Aurélie Quintard est une illustratrice qui vit et travaille à Strasbourg.

Son univers tendre et rétro est influencée par les illustrateurs•rices et concept artists américains et anglais des années 50.
Elle privilégie, pour la fabrication de ses images, l’utilisation de techniques non-numériques: gouache, aquarelle, crayon et collage.

Membre active des Urban Sketchers de Strasbourg elle multiplie aussi les occasions de dessiner in situ et déploie ainsi une pratique du croquis d’observation, à l’intersection du documentaire dessiné et de la captation graphique.

Harmonie Begon

Je m’intéresse à différentes problématiques liées aux conditions de production artisanale des objets et leurs enjeux ainsi qu’aux notions de patrimoines matériels et immatériels. En développant l’étude de terrain comme méthode de travail et outil de projet, je tente de déconstruire les dichotomies entre théorie et pratique, ou encore conception et réalisation.
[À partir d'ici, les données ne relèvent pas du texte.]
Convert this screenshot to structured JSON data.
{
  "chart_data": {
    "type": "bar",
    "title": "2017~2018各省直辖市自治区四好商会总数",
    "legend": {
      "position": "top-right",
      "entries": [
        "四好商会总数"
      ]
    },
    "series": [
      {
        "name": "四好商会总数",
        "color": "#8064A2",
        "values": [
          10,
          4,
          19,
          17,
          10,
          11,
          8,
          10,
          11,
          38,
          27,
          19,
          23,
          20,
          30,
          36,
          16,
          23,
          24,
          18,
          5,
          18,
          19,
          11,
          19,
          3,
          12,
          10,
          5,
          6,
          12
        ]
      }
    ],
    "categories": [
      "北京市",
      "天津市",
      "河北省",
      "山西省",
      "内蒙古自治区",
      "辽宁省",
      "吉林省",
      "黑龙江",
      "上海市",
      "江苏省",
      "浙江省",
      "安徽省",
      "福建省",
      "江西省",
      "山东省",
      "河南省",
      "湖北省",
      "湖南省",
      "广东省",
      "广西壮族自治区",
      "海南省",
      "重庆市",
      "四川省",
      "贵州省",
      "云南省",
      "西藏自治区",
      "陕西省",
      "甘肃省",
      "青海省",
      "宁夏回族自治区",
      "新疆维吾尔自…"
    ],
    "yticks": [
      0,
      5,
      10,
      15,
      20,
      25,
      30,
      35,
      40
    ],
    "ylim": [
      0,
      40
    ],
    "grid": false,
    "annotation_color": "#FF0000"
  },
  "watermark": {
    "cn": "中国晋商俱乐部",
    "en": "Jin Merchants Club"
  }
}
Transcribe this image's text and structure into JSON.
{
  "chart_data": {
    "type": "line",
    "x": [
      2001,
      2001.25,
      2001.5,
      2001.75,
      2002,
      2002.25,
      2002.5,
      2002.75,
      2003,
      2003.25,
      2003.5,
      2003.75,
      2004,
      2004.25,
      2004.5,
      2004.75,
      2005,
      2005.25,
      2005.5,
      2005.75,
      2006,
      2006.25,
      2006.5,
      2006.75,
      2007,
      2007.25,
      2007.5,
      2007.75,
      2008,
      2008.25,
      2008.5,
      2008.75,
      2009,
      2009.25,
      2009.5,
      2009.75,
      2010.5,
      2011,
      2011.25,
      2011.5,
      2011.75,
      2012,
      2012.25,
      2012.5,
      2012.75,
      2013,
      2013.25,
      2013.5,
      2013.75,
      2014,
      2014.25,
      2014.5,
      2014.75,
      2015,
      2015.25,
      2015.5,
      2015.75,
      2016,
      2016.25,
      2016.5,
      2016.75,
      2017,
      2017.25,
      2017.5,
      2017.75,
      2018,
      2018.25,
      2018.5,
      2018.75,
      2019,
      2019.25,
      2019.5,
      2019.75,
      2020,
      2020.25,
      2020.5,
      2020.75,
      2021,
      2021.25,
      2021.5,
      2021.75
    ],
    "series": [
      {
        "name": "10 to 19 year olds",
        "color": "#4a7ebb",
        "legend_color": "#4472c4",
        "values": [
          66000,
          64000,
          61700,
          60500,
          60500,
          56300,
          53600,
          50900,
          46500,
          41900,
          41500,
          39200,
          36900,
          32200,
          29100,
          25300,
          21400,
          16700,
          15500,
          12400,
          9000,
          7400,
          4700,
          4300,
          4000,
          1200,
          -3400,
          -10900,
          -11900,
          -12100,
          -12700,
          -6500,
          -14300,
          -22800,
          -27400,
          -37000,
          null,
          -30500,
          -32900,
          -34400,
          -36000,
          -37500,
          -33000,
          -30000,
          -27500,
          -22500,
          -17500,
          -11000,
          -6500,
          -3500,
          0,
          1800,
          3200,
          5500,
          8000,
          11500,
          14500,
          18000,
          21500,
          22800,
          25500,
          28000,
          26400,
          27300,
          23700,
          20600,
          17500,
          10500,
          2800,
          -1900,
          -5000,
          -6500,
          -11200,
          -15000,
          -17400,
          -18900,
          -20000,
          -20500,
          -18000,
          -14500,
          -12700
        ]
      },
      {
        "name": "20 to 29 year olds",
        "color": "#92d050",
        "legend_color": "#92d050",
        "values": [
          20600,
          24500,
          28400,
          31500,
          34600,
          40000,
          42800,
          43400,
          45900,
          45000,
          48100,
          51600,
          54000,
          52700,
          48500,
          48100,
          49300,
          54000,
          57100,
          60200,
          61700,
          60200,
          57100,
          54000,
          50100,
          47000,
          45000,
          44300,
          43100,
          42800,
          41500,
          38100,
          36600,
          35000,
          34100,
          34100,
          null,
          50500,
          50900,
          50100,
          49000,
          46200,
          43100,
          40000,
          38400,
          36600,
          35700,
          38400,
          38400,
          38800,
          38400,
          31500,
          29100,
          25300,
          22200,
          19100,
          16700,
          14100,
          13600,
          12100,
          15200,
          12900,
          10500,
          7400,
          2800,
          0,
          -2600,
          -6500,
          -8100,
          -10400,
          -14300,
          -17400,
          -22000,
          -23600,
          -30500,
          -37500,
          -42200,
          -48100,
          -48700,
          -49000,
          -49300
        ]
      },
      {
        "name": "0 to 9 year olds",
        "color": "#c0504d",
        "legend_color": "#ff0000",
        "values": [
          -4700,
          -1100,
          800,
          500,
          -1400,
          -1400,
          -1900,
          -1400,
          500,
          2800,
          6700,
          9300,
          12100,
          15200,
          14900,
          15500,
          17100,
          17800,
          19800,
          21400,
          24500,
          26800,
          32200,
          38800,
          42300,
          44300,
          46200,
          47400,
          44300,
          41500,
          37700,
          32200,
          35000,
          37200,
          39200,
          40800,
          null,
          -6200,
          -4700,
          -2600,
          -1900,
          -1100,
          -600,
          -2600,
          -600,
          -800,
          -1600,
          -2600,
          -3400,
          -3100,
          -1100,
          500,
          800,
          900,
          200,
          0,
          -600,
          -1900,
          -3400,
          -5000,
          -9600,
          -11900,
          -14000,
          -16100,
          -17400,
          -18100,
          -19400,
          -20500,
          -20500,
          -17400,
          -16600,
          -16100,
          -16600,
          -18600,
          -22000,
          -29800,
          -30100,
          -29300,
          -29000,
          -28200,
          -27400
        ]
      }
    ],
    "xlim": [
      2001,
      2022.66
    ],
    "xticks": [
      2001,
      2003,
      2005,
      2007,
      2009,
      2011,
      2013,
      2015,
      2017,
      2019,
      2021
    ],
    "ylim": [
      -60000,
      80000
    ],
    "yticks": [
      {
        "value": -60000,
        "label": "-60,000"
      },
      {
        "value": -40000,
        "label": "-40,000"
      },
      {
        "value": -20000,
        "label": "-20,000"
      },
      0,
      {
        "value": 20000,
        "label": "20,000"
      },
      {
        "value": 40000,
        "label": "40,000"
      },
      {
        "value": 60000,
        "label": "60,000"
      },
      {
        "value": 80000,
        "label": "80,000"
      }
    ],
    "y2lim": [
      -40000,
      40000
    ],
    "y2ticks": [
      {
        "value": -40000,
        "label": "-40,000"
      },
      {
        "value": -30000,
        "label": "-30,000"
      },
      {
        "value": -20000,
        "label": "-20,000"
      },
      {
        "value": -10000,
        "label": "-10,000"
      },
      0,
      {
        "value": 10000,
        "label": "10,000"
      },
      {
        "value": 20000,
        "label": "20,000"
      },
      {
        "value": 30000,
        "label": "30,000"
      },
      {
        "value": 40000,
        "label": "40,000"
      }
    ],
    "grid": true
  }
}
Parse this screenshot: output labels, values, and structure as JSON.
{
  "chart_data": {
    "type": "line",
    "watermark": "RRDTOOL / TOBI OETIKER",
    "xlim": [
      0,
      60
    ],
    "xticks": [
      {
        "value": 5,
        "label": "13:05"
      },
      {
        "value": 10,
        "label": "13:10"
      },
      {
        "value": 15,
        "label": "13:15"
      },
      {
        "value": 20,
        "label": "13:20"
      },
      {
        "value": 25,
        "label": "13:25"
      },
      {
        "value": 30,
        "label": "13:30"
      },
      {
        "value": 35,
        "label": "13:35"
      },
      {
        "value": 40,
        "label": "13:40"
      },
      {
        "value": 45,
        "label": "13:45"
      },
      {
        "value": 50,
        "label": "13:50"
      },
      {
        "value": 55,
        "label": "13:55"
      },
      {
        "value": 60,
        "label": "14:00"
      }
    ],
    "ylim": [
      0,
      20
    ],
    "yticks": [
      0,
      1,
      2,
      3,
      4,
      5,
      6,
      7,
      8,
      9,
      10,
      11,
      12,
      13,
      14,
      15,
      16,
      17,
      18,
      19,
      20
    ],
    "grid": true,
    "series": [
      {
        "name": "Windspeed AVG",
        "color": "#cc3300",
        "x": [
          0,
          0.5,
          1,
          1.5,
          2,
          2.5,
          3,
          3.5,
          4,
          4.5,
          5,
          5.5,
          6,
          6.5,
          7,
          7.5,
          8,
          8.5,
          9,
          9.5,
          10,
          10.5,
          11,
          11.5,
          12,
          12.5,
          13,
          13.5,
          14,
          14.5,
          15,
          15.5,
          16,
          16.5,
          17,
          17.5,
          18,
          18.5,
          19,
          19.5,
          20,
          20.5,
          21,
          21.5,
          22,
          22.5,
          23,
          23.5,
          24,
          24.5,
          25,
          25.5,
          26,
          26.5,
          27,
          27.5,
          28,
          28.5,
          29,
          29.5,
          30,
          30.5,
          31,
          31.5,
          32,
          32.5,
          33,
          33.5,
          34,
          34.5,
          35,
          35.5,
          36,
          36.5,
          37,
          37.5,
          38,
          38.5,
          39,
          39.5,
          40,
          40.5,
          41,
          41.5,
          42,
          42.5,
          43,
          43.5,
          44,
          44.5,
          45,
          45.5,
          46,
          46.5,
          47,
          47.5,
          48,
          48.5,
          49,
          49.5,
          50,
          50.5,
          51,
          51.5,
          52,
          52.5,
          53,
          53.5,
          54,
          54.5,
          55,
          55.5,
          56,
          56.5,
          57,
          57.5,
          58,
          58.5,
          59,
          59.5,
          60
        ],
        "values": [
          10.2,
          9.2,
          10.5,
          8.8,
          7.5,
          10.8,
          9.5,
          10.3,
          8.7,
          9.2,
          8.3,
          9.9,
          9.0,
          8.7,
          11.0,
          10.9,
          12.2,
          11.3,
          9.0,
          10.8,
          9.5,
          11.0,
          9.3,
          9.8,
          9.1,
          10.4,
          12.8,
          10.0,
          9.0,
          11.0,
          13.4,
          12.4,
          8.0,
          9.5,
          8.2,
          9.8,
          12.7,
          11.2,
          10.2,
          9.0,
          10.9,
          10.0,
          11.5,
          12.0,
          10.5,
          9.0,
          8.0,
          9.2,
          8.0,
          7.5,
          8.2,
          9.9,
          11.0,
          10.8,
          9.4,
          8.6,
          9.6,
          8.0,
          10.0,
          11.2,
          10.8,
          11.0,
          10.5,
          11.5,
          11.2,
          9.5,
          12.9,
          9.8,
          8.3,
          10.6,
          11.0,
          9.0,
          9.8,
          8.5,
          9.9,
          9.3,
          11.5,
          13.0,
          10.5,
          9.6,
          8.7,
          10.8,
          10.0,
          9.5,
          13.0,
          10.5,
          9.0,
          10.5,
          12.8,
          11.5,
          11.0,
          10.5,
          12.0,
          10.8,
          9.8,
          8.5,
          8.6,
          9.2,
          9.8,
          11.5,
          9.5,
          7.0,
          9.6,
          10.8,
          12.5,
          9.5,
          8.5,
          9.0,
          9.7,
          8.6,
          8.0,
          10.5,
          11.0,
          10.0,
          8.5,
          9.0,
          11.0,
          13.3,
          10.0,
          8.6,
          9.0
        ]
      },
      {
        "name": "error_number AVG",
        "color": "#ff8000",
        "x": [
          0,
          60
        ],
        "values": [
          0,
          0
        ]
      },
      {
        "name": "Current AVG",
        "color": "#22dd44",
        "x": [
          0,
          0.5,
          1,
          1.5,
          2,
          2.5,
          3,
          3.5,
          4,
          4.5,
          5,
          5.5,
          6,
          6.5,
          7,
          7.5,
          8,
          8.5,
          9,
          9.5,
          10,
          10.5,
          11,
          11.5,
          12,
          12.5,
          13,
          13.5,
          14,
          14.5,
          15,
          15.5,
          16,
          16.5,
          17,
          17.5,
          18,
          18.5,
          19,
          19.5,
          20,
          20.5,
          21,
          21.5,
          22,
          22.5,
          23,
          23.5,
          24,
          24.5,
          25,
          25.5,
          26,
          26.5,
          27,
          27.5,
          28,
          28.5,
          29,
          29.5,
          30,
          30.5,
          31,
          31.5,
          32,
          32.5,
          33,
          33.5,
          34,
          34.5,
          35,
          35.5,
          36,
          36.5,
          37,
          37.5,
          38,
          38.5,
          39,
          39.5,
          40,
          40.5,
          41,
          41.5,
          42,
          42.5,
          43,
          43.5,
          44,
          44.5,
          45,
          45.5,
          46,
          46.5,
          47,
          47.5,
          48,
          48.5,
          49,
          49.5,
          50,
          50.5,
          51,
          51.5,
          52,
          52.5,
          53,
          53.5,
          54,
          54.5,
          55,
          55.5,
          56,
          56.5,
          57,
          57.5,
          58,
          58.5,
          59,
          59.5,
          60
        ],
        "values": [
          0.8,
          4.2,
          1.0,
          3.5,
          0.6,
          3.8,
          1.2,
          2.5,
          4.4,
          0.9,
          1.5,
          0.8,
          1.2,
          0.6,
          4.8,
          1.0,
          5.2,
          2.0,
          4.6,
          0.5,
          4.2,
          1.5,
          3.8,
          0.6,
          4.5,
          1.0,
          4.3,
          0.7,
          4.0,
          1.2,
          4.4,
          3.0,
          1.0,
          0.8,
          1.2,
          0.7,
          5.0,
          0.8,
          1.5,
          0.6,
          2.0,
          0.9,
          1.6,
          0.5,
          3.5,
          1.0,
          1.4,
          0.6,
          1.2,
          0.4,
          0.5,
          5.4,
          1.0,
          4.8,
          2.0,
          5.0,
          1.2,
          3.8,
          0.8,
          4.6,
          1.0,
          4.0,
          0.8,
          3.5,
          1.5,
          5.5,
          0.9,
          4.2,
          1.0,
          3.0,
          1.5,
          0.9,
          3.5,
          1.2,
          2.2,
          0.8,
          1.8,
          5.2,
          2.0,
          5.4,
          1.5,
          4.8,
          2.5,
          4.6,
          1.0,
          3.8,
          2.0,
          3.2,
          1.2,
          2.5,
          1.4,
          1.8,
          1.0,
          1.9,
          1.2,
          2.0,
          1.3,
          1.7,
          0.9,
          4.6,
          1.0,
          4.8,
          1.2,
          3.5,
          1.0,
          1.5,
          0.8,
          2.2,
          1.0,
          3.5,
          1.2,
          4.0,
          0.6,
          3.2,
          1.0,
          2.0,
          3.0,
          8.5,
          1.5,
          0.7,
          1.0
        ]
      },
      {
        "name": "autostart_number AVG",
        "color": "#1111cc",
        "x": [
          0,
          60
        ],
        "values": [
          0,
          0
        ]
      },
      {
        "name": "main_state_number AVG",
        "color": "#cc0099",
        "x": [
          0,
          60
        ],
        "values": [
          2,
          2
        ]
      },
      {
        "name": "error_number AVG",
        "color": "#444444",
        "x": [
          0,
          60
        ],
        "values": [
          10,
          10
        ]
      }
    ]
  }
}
En effet, ce qui m’intéresse n’est pas tant la production de l’objet en soi, que la co-construction de son contexte, la co-intentionnalité qui émerge de la situation étudiée. Cette vision du design comme discipline située ouvre ainsi mon rapport à l’objet à de multiples dimensions sociales débordant très largement de la seule question des usages, de la fonction ou de la forme. Il s’agit en effet de prendre en compte aussi bien le contexte d’émergence de l’objet que les conséquences sociales, morales, politiques, environnementales ou encore spirituelles de sa production. Jusqu’alors spécialisée dans le domaine de la production artisanale, je l’envisage comme un moyen, comme une alternative, pour une humanité du design où le coût social des objets est un soucis premier.